Wandel kann man nicht nur herbeiposten/schreiben/diskutieren – was sind konkrete Aktionen von re:sap, die das Ziel „Modebranche nachhaltig zu transformieren“ in die Tat umsetzen?

Mimi Sewalski: Der Wandel ist ja schon da, wir sind bereits an dem Punkt, dass eigentlich alle großen Modehändler:innen Nachhaltigkeitskriterien eingeführt haben. Wir möchten den Wandel am Laufen halten und das funktioniert z.B. auch über Kommunikation, Storytelling und Lobbyarbeit. Unser Vorteil ist, dass wir alle seit vielen Jahren im Modehandel tätig sind und deswegen auch sehr gut vernetzt sind. Was konkret die nächsten Aktionen sind, möchten wir nicht alleine entscheiden, sondern uns ist es wichtig, dass unsere Mitglieder hier auch ihre Ideen einbringen. Dafür bieten wir jetzt digitale  Infoveranstaltungen an (siehe Website). Dazu sind alle eingeladen, denen das Thema wichtig ist, die Fragen an uns als Verband haben, die Mitglieder werden möchten, die Ideen haben, was wir vorantreiben sollen.

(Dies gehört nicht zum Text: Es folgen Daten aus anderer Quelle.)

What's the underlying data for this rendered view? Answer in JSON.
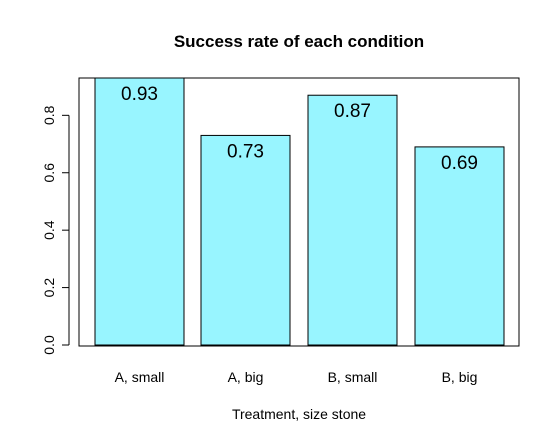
{
  "chart_data": {
    "type": "bar",
    "title": "Success rate of each condition",
    "xlabel": "Treatment, size stone",
    "ylabel": "",
    "categories": [
      "A, small",
      "A, big",
      "B, small",
      "B, big"
    ],
    "values": [
      0.93,
      0.73,
      0.87,
      0.69
    ],
    "data_labels": [
      "0.93",
      "0.73",
      "0.87",
      "0.69"
    ],
    "ylim": [
      0,
      0.93
    ],
    "yticks": [
      0.0,
      0.2,
      0.4,
      0.6,
      0.8
    ],
    "ytick_labels": [
      "0.0",
      "0.2",
      "0.4",
      "0.6",
      "0.8"
    ],
    "bar_color": "#98F5FF",
    "bar_edge_color": "#000000",
    "grid": false,
    "legend": "none"
  }
}
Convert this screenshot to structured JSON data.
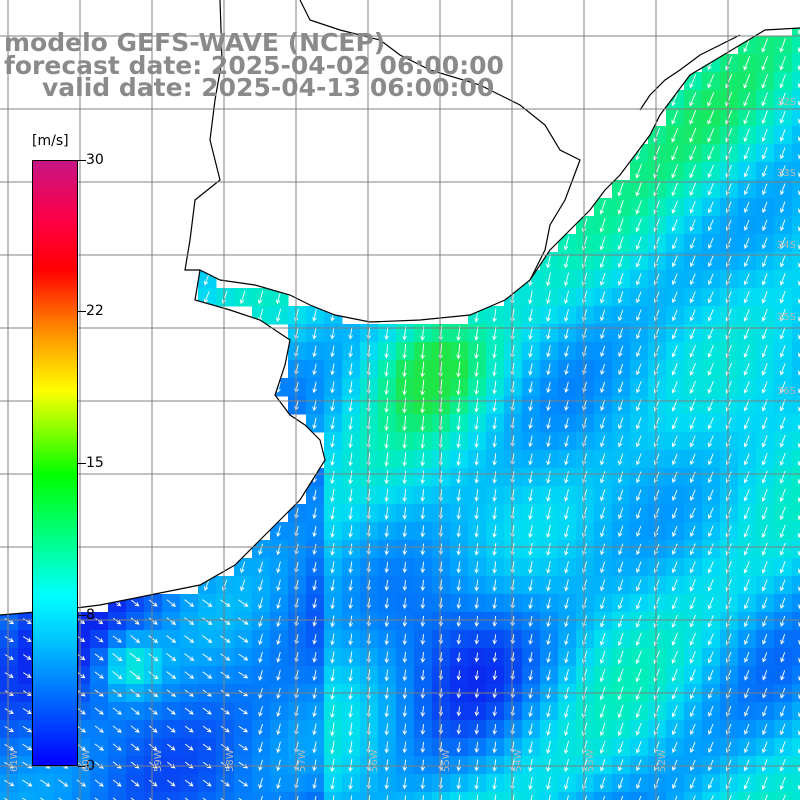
{
  "title": {
    "line1": "modelo GEFS-WAVE (NCEP)",
    "line2": "forecast date: 2025-04-02 06:00:00",
    "line3": "valid date: 2025-04-13 06:00:00"
  },
  "colorbar": {
    "unit": "[m/s]",
    "ticks": [
      "30",
      "22",
      "15",
      "8",
      "0"
    ],
    "tick_values": [
      30,
      22,
      15,
      8,
      0
    ],
    "range": [
      0,
      30
    ],
    "colors": [
      "#0000ff",
      "#00bfff",
      "#00ffff",
      "#00ff00",
      "#ffff00",
      "#ff8c00",
      "#ff0000",
      "#c71585"
    ]
  },
  "map": {
    "lat_labels": [
      "32S",
      "33S",
      "34S",
      "35S",
      "36S"
    ],
    "lon_labels": [
      "61W",
      "60W",
      "59W",
      "58W",
      "57W",
      "56W",
      "55W",
      "54W",
      "53W",
      "52W"
    ],
    "colors": {
      "land": "#ffffff",
      "coast": "#000000",
      "grid": "#808080",
      "arrow": "#ffffff",
      "wind_low": "#0a58f0",
      "wind_mid": "#00d8f0",
      "wind_high": "#10e890"
    }
  }
}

Da sind wir übrigens wieder beim Schulterschluss von der Eingangsfrage: Wir suchen das Miteinander und wollen niemanden regulieren, sondern gemeinsam Lösungen finden – übrigens auch sehr gerne mit den Großen der Branche.

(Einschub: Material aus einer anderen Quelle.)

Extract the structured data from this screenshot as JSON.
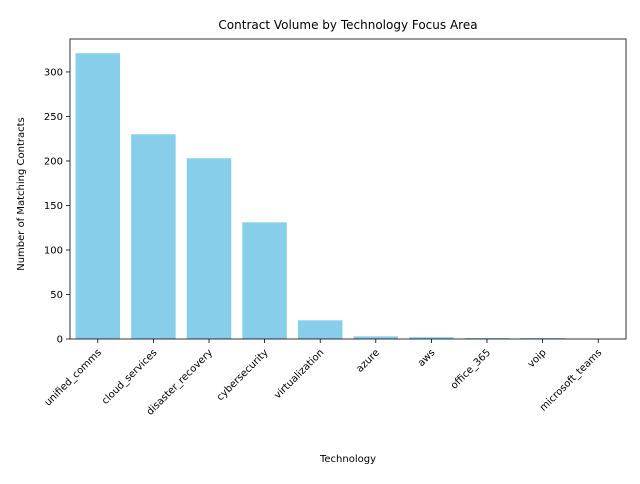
{
  "chart_data": {
    "type": "bar",
    "title": "Contract Volume by Technology Focus Area",
    "xlabel": "Technology",
    "ylabel": "Number of Matching Contracts",
    "categories": [
      "unified_comms",
      "cloud_services",
      "disaster_recovery",
      "cybersecurity",
      "virtualization",
      "azure",
      "aws",
      "office_365",
      "voip",
      "microsoft_teams"
    ],
    "values": [
      321,
      230,
      203,
      131,
      21,
      3,
      2,
      1,
      1,
      0
    ],
    "ylim": [
      0,
      337
    ],
    "yticks": [
      0,
      50,
      100,
      150,
      200,
      250,
      300
    ],
    "bar_color": "#87ceeb",
    "grid": false,
    "legend": "none"
  }
}
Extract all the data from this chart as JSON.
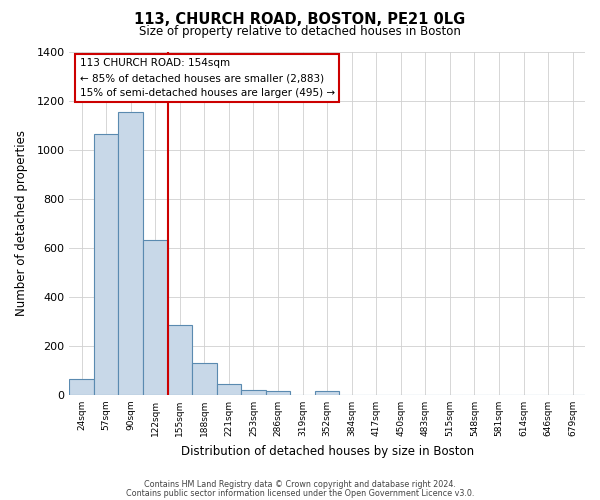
{
  "title": "113, CHURCH ROAD, BOSTON, PE21 0LG",
  "subtitle": "Size of property relative to detached houses in Boston",
  "xlabel": "Distribution of detached houses by size in Boston",
  "ylabel": "Number of detached properties",
  "bar_labels": [
    "24sqm",
    "57sqm",
    "90sqm",
    "122sqm",
    "155sqm",
    "188sqm",
    "221sqm",
    "253sqm",
    "286sqm",
    "319sqm",
    "352sqm",
    "384sqm",
    "417sqm",
    "450sqm",
    "483sqm",
    "515sqm",
    "548sqm",
    "581sqm",
    "614sqm",
    "646sqm",
    "679sqm"
  ],
  "bar_values": [
    65,
    1065,
    1155,
    630,
    285,
    130,
    45,
    20,
    15,
    0,
    15,
    0,
    0,
    0,
    0,
    0,
    0,
    0,
    0,
    0,
    0
  ],
  "bar_color": "#c8d8e8",
  "bar_edge_color": "#5a8ab0",
  "ylim": [
    0,
    1400
  ],
  "yticks": [
    0,
    200,
    400,
    600,
    800,
    1000,
    1200,
    1400
  ],
  "vline_position": 3.5,
  "annotation_title": "113 CHURCH ROAD: 154sqm",
  "annotation_line1": "← 85% of detached houses are smaller (2,883)",
  "annotation_line2": "15% of semi-detached houses are larger (495) →",
  "annotation_box_color": "#ffffff",
  "annotation_box_edge_color": "#cc0000",
  "vline_color": "#cc0000",
  "footer1": "Contains HM Land Registry data © Crown copyright and database right 2024.",
  "footer2": "Contains public sector information licensed under the Open Government Licence v3.0.",
  "background_color": "#ffffff",
  "grid_color": "#d0d0d0",
  "fig_width": 6.0,
  "fig_height": 5.0,
  "dpi": 100
}
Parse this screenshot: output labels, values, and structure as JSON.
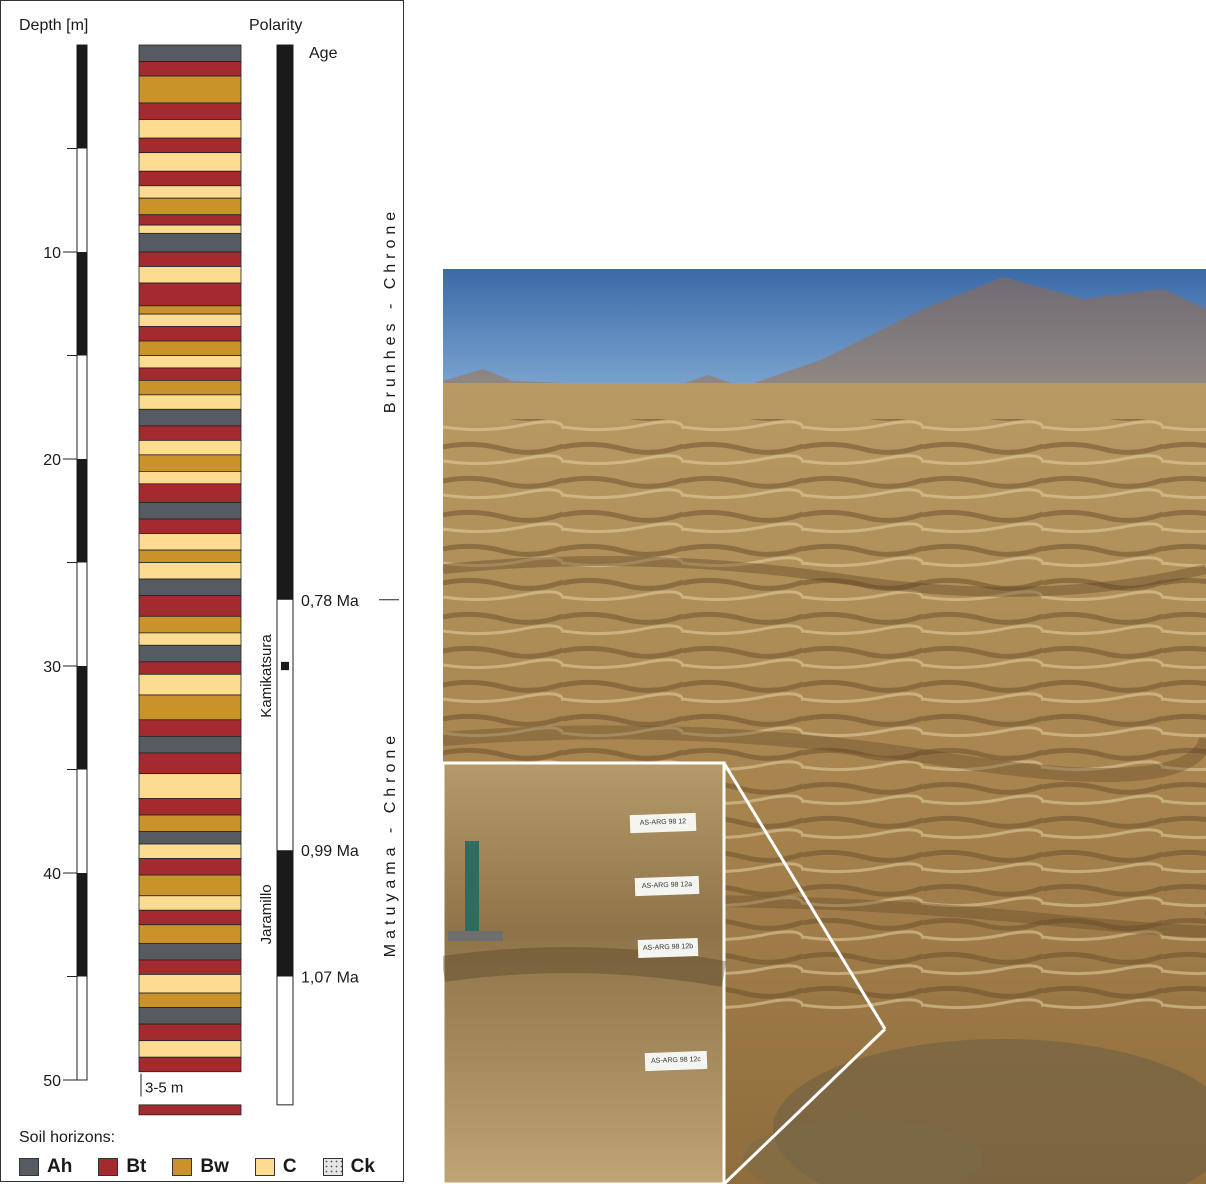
{
  "header": {
    "depth_label": "Depth [m]",
    "polarity_label": "Polarity",
    "age_label": "Age"
  },
  "depth_axis": {
    "ticks": [
      {
        "value": 10,
        "label": "10"
      },
      {
        "value": 20,
        "label": "20"
      },
      {
        "value": 30,
        "label": "30"
      },
      {
        "value": 40,
        "label": "40"
      },
      {
        "value": 50,
        "label": "50"
      }
    ],
    "range_m": [
      0,
      50
    ]
  },
  "depth_bar_blocks": [
    [
      0,
      5
    ],
    [
      10,
      15
    ],
    [
      20,
      25
    ],
    [
      30,
      35
    ],
    [
      40,
      45
    ]
  ],
  "gap_note": "3-5 m",
  "profile_layers": [
    {
      "from": 0.0,
      "to": 0.8,
      "type": "Ah"
    },
    {
      "from": 0.8,
      "to": 1.5,
      "type": "Bt"
    },
    {
      "from": 1.5,
      "to": 2.8,
      "type": "Bw"
    },
    {
      "from": 2.8,
      "to": 3.6,
      "type": "Bt"
    },
    {
      "from": 3.6,
      "to": 4.5,
      "type": "C"
    },
    {
      "from": 4.5,
      "to": 5.2,
      "type": "Bt"
    },
    {
      "from": 5.2,
      "to": 6.1,
      "type": "C"
    },
    {
      "from": 6.1,
      "to": 6.8,
      "type": "Bt"
    },
    {
      "from": 6.8,
      "to": 7.4,
      "type": "C"
    },
    {
      "from": 7.4,
      "to": 8.2,
      "type": "Bw"
    },
    {
      "from": 8.2,
      "to": 8.7,
      "type": "Bt"
    },
    {
      "from": 8.7,
      "to": 9.1,
      "type": "C"
    },
    {
      "from": 9.1,
      "to": 10.0,
      "type": "Ah"
    },
    {
      "from": 10.0,
      "to": 10.7,
      "type": "Bt"
    },
    {
      "from": 10.7,
      "to": 11.5,
      "type": "C"
    },
    {
      "from": 11.5,
      "to": 12.6,
      "type": "Bt"
    },
    {
      "from": 12.6,
      "to": 13.0,
      "type": "Bw"
    },
    {
      "from": 13.0,
      "to": 13.6,
      "type": "C"
    },
    {
      "from": 13.6,
      "to": 14.3,
      "type": "Bt"
    },
    {
      "from": 14.3,
      "to": 15.0,
      "type": "Bw"
    },
    {
      "from": 15.0,
      "to": 15.6,
      "type": "C"
    },
    {
      "from": 15.6,
      "to": 16.2,
      "type": "Bt"
    },
    {
      "from": 16.2,
      "to": 16.9,
      "type": "Bw"
    },
    {
      "from": 16.9,
      "to": 17.6,
      "type": "C"
    },
    {
      "from": 17.6,
      "to": 18.4,
      "type": "Ah"
    },
    {
      "from": 18.4,
      "to": 19.1,
      "type": "Bt"
    },
    {
      "from": 19.1,
      "to": 19.8,
      "type": "C"
    },
    {
      "from": 19.8,
      "to": 20.6,
      "type": "Bw"
    },
    {
      "from": 20.6,
      "to": 21.2,
      "type": "C"
    },
    {
      "from": 21.2,
      "to": 22.1,
      "type": "Bt"
    },
    {
      "from": 22.1,
      "to": 22.9,
      "type": "Ah"
    },
    {
      "from": 22.9,
      "to": 23.6,
      "type": "Bt"
    },
    {
      "from": 23.6,
      "to": 24.4,
      "type": "C"
    },
    {
      "from": 24.4,
      "to": 25.0,
      "type": "Bw"
    },
    {
      "from": 25.0,
      "to": 25.8,
      "type": "C"
    },
    {
      "from": 25.8,
      "to": 26.6,
      "type": "Ah"
    },
    {
      "from": 26.6,
      "to": 27.6,
      "type": "Bt"
    },
    {
      "from": 27.6,
      "to": 28.4,
      "type": "Bw"
    },
    {
      "from": 28.4,
      "to": 29.0,
      "type": "C"
    },
    {
      "from": 29.0,
      "to": 29.8,
      "type": "Ah"
    },
    {
      "from": 29.8,
      "to": 30.4,
      "type": "Bt"
    },
    {
      "from": 30.4,
      "to": 31.4,
      "type": "C"
    },
    {
      "from": 31.4,
      "to": 32.6,
      "type": "Bw"
    },
    {
      "from": 32.6,
      "to": 33.4,
      "type": "Bt"
    },
    {
      "from": 33.4,
      "to": 34.2,
      "type": "Ah"
    },
    {
      "from": 34.2,
      "to": 35.2,
      "type": "Bt"
    },
    {
      "from": 35.2,
      "to": 36.4,
      "type": "C"
    },
    {
      "from": 36.4,
      "to": 37.2,
      "type": "Bt"
    },
    {
      "from": 37.2,
      "to": 38.0,
      "type": "Bw"
    },
    {
      "from": 38.0,
      "to": 38.6,
      "type": "Ah"
    },
    {
      "from": 38.6,
      "to": 39.3,
      "type": "C"
    },
    {
      "from": 39.3,
      "to": 40.1,
      "type": "Bt"
    },
    {
      "from": 40.1,
      "to": 41.1,
      "type": "Bw"
    },
    {
      "from": 41.1,
      "to": 41.8,
      "type": "C"
    },
    {
      "from": 41.8,
      "to": 42.5,
      "type": "Bt"
    },
    {
      "from": 42.5,
      "to": 43.4,
      "type": "Bw"
    },
    {
      "from": 43.4,
      "to": 44.2,
      "type": "Ah"
    },
    {
      "from": 44.2,
      "to": 44.9,
      "type": "Bt"
    },
    {
      "from": 44.9,
      "to": 45.8,
      "type": "C"
    },
    {
      "from": 45.8,
      "to": 46.5,
      "type": "Bw"
    },
    {
      "from": 46.5,
      "to": 47.3,
      "type": "Ah"
    },
    {
      "from": 47.3,
      "to": 48.1,
      "type": "Bt"
    },
    {
      "from": 48.1,
      "to": 48.9,
      "type": "C"
    },
    {
      "from": 48.9,
      "to": 49.6,
      "type": "Bt"
    }
  ],
  "polarity": {
    "normal_intervals": [
      [
        0,
        26.8
      ],
      [
        29.8,
        30.2
      ],
      [
        38.9,
        45.0
      ]
    ],
    "column_bottom_m": 51.2,
    "events": [
      "Kamikatsura",
      "Jaramillo"
    ],
    "chrons": [
      "Brunhes - Chrone",
      "Matuyama - Chrone"
    ],
    "ages": [
      {
        "depth_m": 26.8,
        "label": "0,78 Ma"
      },
      {
        "depth_m": 38.9,
        "label": "0,99 Ma"
      },
      {
        "depth_m": 45.0,
        "label": "1,07 Ma"
      }
    ]
  },
  "legend": {
    "title": "Soil horizons:",
    "items": [
      {
        "key": "Ah",
        "label": "Ah",
        "color": "#565b61"
      },
      {
        "key": "Bt",
        "label": "Bt",
        "color": "#a52a30"
      },
      {
        "key": "Bw",
        "label": "Bw",
        "color": "#c9932a"
      },
      {
        "key": "C",
        "label": "C",
        "color": "#fbdc90"
      },
      {
        "key": "Ck",
        "label": "Ck",
        "color": "#e6e6e6"
      }
    ]
  },
  "photo": {
    "sample_labels": [
      "AS-ARG 98 12",
      "AS-ARG 98 12a",
      "AS-ARG 98 12b",
      "AS-ARG 98 12c"
    ]
  }
}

Nachhaltig soll in eurer Vision das neue Normal werden – die aktuellen (Konsum?)Krisen haben uns gezeigt, dass sie ganz schnell von der Prioritätenliste der Konsument*innen und Firmen fallen, wenn die Konjunktur hustet. Könnt ihr dazu eine Position beziehen?

Bernd Claude Hausmann: Die Krisen haben uns hier etwas zurückgeworfen, Konsument:innen legen zur Zeit sehr viel Wert auf Erlebnis und überlegen sich sehr gut, wofür sie ihr Geld ausgeben. Hinzu kommt, dass der Klimawandel deutlich spürbarer ist, und das ist ein psychologischer Stressfaktor für viele Menschen. Auch hier sehen wir uns als Verband nicht in der Resignation, sondern in der Aktion: Gemeinsam mit unseren Mitgliedern möchten wir Antworten finden, wie man als Handelsgeschäft auf die aktuellen Bedürfnisse (z.B. der Wunsch nach mehr Erlebnis bei Kund:innen) reagieren kann und da haben wir einen großen Vorteil: Nirgendwo kann man so tolle Hintergrundgeschichten zu den Brands im Geschäft erzählen, wie bei uns. Viele nachhaltige Händler:innen sind auch in der Krise weiterhin erfolgreich, eben weil sie kreativ sind in der Kommunikation, im Ladengeschäft und im Storytelling. Zusammenfassend kann man sagen, dass wir jedes Wort in unserem Namen als Auftrag sehen: die Mode, die Nachhaltigkeit und den Handel! Das ist für uns kein „entweder… oder“, sondern ein „sowohl…, als auch“!